Addressing Europe's Populist Movements: Protecting the Vulnerable from the Winds of Transformation
Over a twelve months following the vote that delivered Donald Trump a clear-cut return victory, the Democratic Party has yet to issued its election autopsy. However, last week, an prominent liberal advocacy organization published its own. Kamala Harris's campaign, its writers argued, failed to connect with key voter blocs because it did not focus enough on tackling everyday financial worries. By prioritising the menace to democracy that Trumpist populism represented, liberals overlooked the bread-and-butter issues that were uppermost in many people’s minds.
A Lesson for Europe
While Europe prepares for a tumultuous period of politics from now until the end of the decade, that is a message that needs to be fully understood in Brussels, Paris and Berlin. The White House, as its recently published national security strategy indicates, is hopeful that “nationalist movements in Europe will soon replicate Mr Trump’s success. In the EU’s Franco-German engine room, Marine Le Pen’s National Rally (RN) and Alternative für Deutschland (AfD) top the polls, backed by significant segments of blue-collar voters. But among mainstream leaders and parties, it is hard to discern a strategy that is sufficient to challenging times.
Major Challenges and Expensive Solutions
The challenges Europe faces are costly and era-defining. They encompass the war in Ukraine, sustaining the momentum of the green transition, addressing demographic change and building economies that are less vulnerable to pressure by Mr Trump and China. As per a Brussels-based research institute, the new age of global instability could require an additional €250bn in annual EU defence spending. A significant report last year on European economic competitiveness demanded massive investment in public goods, to be partly funded by jointly held EU debt.
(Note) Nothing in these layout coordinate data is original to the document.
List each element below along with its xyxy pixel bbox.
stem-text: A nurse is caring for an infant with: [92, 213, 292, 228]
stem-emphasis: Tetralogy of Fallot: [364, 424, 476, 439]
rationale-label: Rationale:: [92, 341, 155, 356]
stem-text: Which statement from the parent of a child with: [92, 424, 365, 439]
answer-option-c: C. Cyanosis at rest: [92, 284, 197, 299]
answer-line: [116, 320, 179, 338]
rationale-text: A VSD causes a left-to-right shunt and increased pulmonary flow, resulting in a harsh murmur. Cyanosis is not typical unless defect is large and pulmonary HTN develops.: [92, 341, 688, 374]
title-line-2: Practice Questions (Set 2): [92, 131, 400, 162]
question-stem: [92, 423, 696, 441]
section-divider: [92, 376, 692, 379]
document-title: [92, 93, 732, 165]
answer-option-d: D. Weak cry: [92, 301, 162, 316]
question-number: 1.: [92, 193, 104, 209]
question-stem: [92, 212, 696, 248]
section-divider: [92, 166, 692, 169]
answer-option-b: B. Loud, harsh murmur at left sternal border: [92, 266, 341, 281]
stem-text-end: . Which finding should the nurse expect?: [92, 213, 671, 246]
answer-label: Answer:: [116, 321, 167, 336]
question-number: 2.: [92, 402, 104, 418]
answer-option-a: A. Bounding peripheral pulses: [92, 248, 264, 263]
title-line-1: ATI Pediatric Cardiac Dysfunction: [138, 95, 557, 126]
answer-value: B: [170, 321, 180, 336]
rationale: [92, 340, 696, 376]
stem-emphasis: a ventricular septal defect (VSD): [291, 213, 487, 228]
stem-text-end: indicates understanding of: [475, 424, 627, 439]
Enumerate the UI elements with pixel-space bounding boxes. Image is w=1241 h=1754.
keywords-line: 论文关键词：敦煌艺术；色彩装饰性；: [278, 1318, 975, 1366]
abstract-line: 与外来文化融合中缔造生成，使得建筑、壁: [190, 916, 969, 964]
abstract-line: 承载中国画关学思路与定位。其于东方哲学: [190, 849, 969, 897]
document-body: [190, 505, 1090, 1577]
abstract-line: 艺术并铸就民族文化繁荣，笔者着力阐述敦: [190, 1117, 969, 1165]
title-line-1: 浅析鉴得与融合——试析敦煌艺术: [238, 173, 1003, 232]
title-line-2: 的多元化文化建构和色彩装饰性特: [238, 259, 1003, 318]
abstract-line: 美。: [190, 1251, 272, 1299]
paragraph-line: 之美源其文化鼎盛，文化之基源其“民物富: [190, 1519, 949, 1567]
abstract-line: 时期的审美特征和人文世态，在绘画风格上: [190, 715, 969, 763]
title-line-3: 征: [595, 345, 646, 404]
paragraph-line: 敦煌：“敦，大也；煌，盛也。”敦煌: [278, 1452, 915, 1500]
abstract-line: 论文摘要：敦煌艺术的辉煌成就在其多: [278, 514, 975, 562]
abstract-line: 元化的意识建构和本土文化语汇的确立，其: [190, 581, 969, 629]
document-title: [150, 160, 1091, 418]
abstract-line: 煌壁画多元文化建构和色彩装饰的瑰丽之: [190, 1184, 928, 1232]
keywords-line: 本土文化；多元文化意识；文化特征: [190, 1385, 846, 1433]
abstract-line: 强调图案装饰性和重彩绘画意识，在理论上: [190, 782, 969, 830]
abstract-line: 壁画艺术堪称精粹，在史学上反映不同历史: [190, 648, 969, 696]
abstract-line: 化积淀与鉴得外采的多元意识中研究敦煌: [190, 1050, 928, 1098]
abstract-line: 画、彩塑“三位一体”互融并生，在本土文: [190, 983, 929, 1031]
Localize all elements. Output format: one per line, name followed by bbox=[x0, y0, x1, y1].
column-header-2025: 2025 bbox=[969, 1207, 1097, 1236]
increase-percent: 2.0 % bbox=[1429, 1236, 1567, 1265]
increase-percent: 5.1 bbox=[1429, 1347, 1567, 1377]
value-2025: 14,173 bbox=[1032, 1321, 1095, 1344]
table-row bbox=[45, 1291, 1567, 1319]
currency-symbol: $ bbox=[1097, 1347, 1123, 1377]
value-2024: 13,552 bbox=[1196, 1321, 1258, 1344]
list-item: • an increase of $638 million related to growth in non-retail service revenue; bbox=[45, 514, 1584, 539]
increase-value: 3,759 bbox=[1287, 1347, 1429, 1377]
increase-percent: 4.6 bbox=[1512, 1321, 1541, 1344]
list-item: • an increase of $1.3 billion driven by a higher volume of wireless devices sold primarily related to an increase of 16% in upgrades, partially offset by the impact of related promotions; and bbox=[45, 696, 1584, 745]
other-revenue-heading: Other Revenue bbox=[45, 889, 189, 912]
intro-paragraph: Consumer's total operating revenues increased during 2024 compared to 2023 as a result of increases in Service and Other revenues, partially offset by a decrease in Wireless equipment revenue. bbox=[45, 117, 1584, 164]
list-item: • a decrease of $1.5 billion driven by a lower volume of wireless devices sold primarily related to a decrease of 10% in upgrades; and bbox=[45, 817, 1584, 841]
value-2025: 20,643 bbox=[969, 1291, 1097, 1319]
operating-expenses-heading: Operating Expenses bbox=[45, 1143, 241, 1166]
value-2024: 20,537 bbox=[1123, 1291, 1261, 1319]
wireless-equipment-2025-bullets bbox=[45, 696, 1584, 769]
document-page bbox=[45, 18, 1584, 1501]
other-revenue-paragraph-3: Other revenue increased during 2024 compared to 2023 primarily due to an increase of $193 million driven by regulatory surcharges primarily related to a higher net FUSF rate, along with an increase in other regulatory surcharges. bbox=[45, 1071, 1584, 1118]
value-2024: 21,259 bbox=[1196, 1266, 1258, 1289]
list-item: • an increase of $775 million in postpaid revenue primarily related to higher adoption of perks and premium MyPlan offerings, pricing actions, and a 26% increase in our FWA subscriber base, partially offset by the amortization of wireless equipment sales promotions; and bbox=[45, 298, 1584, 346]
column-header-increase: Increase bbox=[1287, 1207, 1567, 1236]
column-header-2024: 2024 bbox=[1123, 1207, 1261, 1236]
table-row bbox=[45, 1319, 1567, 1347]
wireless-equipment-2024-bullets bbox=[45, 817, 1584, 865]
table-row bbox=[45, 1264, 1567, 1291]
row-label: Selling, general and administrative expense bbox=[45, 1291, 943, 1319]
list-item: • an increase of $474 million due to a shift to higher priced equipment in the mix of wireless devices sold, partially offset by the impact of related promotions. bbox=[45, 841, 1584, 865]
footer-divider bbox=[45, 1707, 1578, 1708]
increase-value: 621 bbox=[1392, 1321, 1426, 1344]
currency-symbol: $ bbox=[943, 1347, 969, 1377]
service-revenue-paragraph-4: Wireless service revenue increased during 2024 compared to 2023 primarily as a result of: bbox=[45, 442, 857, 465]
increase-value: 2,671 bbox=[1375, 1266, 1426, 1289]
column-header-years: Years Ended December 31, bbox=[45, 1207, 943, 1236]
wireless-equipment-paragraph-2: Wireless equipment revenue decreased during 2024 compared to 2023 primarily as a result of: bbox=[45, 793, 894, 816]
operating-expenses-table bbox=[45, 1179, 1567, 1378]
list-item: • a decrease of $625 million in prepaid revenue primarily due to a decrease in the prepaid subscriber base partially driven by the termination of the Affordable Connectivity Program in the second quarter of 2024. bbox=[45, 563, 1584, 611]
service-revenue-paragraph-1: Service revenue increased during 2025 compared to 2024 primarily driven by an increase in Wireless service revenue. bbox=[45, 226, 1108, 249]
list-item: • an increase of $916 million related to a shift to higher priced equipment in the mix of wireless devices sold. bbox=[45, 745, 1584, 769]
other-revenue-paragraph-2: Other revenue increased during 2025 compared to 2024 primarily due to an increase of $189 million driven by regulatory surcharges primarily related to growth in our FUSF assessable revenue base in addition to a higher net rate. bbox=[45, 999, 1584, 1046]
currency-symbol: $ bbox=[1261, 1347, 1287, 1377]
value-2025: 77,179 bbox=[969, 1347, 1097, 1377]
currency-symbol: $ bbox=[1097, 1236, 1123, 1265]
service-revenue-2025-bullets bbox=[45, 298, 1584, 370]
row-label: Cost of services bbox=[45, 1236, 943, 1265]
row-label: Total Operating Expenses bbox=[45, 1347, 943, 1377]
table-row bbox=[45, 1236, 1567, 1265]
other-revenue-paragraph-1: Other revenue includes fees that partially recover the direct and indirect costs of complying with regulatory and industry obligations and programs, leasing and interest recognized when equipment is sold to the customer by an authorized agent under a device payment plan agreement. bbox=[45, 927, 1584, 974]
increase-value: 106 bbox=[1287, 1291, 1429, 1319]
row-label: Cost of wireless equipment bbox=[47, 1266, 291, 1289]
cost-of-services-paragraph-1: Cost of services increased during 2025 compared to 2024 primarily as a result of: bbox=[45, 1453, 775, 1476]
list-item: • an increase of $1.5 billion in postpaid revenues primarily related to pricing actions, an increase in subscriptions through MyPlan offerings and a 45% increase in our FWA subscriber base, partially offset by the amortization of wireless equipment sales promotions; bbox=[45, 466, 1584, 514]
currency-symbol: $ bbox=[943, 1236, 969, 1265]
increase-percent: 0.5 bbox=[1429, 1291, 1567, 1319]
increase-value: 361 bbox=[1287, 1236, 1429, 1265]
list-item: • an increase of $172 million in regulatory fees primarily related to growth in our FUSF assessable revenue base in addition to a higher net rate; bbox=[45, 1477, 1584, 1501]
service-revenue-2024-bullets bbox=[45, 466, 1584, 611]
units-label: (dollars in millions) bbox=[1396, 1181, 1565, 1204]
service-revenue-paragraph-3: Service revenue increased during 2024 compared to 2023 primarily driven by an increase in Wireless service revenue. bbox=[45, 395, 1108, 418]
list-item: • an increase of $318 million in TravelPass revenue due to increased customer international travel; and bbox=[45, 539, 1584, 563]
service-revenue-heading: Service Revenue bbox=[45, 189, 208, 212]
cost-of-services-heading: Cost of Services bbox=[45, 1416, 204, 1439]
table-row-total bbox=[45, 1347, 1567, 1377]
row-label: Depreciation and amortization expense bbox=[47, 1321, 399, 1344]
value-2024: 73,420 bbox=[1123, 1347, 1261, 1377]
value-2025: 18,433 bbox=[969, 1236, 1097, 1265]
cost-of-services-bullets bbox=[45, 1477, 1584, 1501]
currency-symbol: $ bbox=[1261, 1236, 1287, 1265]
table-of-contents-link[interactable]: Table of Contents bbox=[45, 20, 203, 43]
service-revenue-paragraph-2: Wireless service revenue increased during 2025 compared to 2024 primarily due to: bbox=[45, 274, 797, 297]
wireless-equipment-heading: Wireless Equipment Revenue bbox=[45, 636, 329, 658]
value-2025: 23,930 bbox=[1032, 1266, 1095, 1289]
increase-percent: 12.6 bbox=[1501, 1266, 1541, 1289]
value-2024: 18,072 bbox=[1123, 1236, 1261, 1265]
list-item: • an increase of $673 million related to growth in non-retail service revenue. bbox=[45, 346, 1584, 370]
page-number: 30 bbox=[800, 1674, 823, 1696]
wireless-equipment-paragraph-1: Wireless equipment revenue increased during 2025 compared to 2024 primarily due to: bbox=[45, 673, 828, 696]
Such a economic transformation would stimulate growth figures that have stagnated for years.
But, at both the pan-European and national levels, there continues to be a deficit of courage when it comes to revenue raising. The EU’s so-called “budget hawks oppose the idea of collective borrowing, and Brussels’ budget proposals for the next seven years are deeply timid. In France, the idea of a wealth tax is widely supported with voters. But the embattled centrist government – though desperate to cut its budget deficit – refuses to contemplate such a move.
The Cost of Political Paralysis
The truth is that without such measures, the less affluent will pay the price of financial adjustment through austerity budgets and greater inequality. Acrimonious recent conflicts over retirement reforms in both France and Germany testify to a developing struggle over the future of the European social model – a trend that the RN and the AfD have happily exploited to promote a politics of nativist social policy. Ms Le Pen’s party, for example, has resisted moves to raise the retirement age and has stated that it would target any benefit cuts at foreign residents.
Avoiding a Strategic Advantage for Nationalists
Across the Atlantic, Mr Trump’s promises to protect blue‑collar interests were largely insincere, as subsequent Medicaid cuts and fiscal benefits for the wealthy demonstrated. But without a compelling progressive alternative from the Harris campaign, they proved effective on the election circuit. Absent a radical shift in economic approach, social contracts across the continent are in danger of being ripped up. Governments must steer clear of handing this electoral boon to the populist movements already on the march in Europe.